Störung der Schmerz Verarbeitung können zu einem Schmerz-Syndrom führen.

Schmerz hat den biologischen Sinn auf eine Beschädigung des Körpers hinzuweisen und damit ein Signal für Gefahr zu geben. Bei andauernden chronischen Schmerzreizen können Störungen im Bereich des Schmerzsystems auftreten. Weiterleitungswege der Nerven im Schmerzsystem können dann gebahnt werden und sich zunehmend verfestigen. Dann kann ein Schmerzeindruck weiter bestehen, auch wenn die Schmerzreize am Körper abnehmen oder der Gewebeschaden bereits geheilt ist.
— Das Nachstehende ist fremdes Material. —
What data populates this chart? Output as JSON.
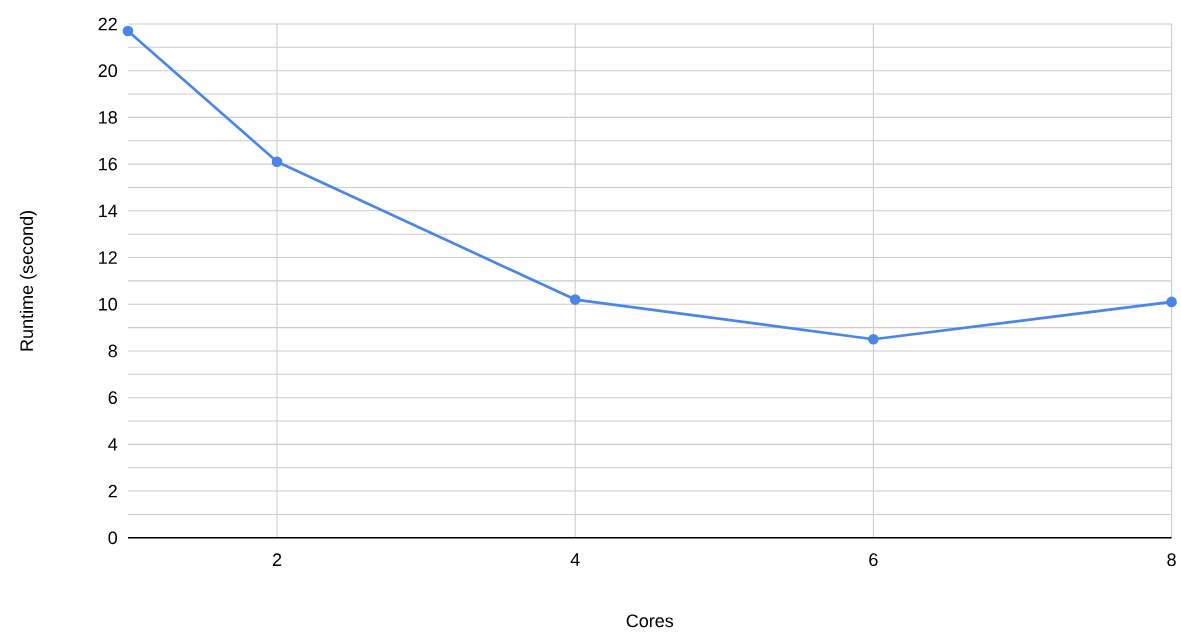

Damit hat dann ein Schmerz seinen eigentlichen Sinn als Warnsignal verloren und wird zu einem Teil der Krankheit. Diese Schmerzen werden als “Neuropathische” Schmerzen, also krankhafte Schmerzen, beschrieben.
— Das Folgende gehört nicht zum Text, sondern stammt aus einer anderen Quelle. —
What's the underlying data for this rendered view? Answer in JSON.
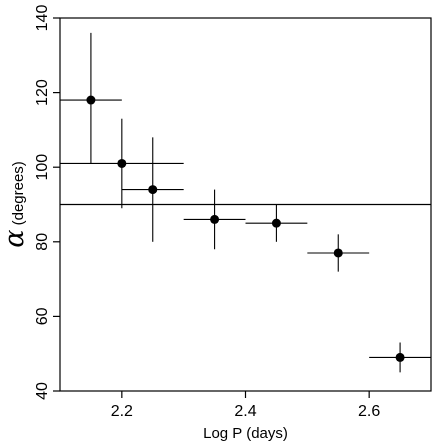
{
  "chart_data": {
    "type": "scatter",
    "title": "",
    "xlabel": "Log P (days)",
    "ylabel_symbol": "α",
    "ylabel_text": " (degrees)",
    "xlim": [
      2.1,
      2.7
    ],
    "ylim": [
      40,
      140
    ],
    "xticks": [
      2.2,
      2.4,
      2.6
    ],
    "xtick_labels": [
      "2.2",
      "2.4",
      "2.6"
    ],
    "yticks": [
      40,
      60,
      80,
      100,
      120,
      140
    ],
    "ytick_labels": [
      "40",
      "60",
      "80",
      "100",
      "120",
      "140"
    ],
    "reference_line_y": 90,
    "grid": false,
    "points": [
      {
        "x": 2.15,
        "y": 118,
        "x_lo": 2.1,
        "x_hi": 2.2,
        "y_lo": 101,
        "y_hi": 136
      },
      {
        "x": 2.2,
        "y": 101,
        "x_lo": 2.1,
        "x_hi": 2.3,
        "y_lo": 89,
        "y_hi": 113
      },
      {
        "x": 2.25,
        "y": 94,
        "x_lo": 2.2,
        "x_hi": 2.3,
        "y_lo": 80,
        "y_hi": 108
      },
      {
        "x": 2.35,
        "y": 86,
        "x_lo": 2.3,
        "x_hi": 2.4,
        "y_lo": 78,
        "y_hi": 94
      },
      {
        "x": 2.45,
        "y": 85,
        "x_lo": 2.4,
        "x_hi": 2.5,
        "y_lo": 80,
        "y_hi": 90
      },
      {
        "x": 2.55,
        "y": 77,
        "x_lo": 2.5,
        "x_hi": 2.6,
        "y_lo": 72,
        "y_hi": 82
      },
      {
        "x": 2.65,
        "y": 49,
        "x_lo": 2.6,
        "x_hi": 2.7,
        "y_lo": 45,
        "y_hi": 53
      }
    ]
  }
}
Das bedeutet, dass für den Patienten ein subjektiver Schmerzeindruck weiter bestehen kann, obwohl durch eine erfolgreiche Therapie des Trockenen Auges bereits eine Besserung am Zustand der Augenoberfläche eingetreten ist.

Psychosomatische Einflüsse

Psychosomatische Einflüsse auf ein Krankheitsgeschehen und auf die Wahrnehmung durch den Patienten sind seit langen Jahren ein etablierter und ernst zu nehmender Teil der Medizin. Neben anderen Symptomen wie, z.B. unspezifischen Rückenschmerzen, funktionellen Herz-Kreislaufbeschwerden oder Verdauungsstörungen, können Psychosomatische Einflüsse, nach vielen Studien, auch beim Trockenen Auge eine Rolle spielen.

Wenn die Beschäftigung mit der Erkrankung der wichtigste Teil des Lebens wird, könnte dies ein Anlass sein, auch die Hilfe der Psychosomatik zu suchen.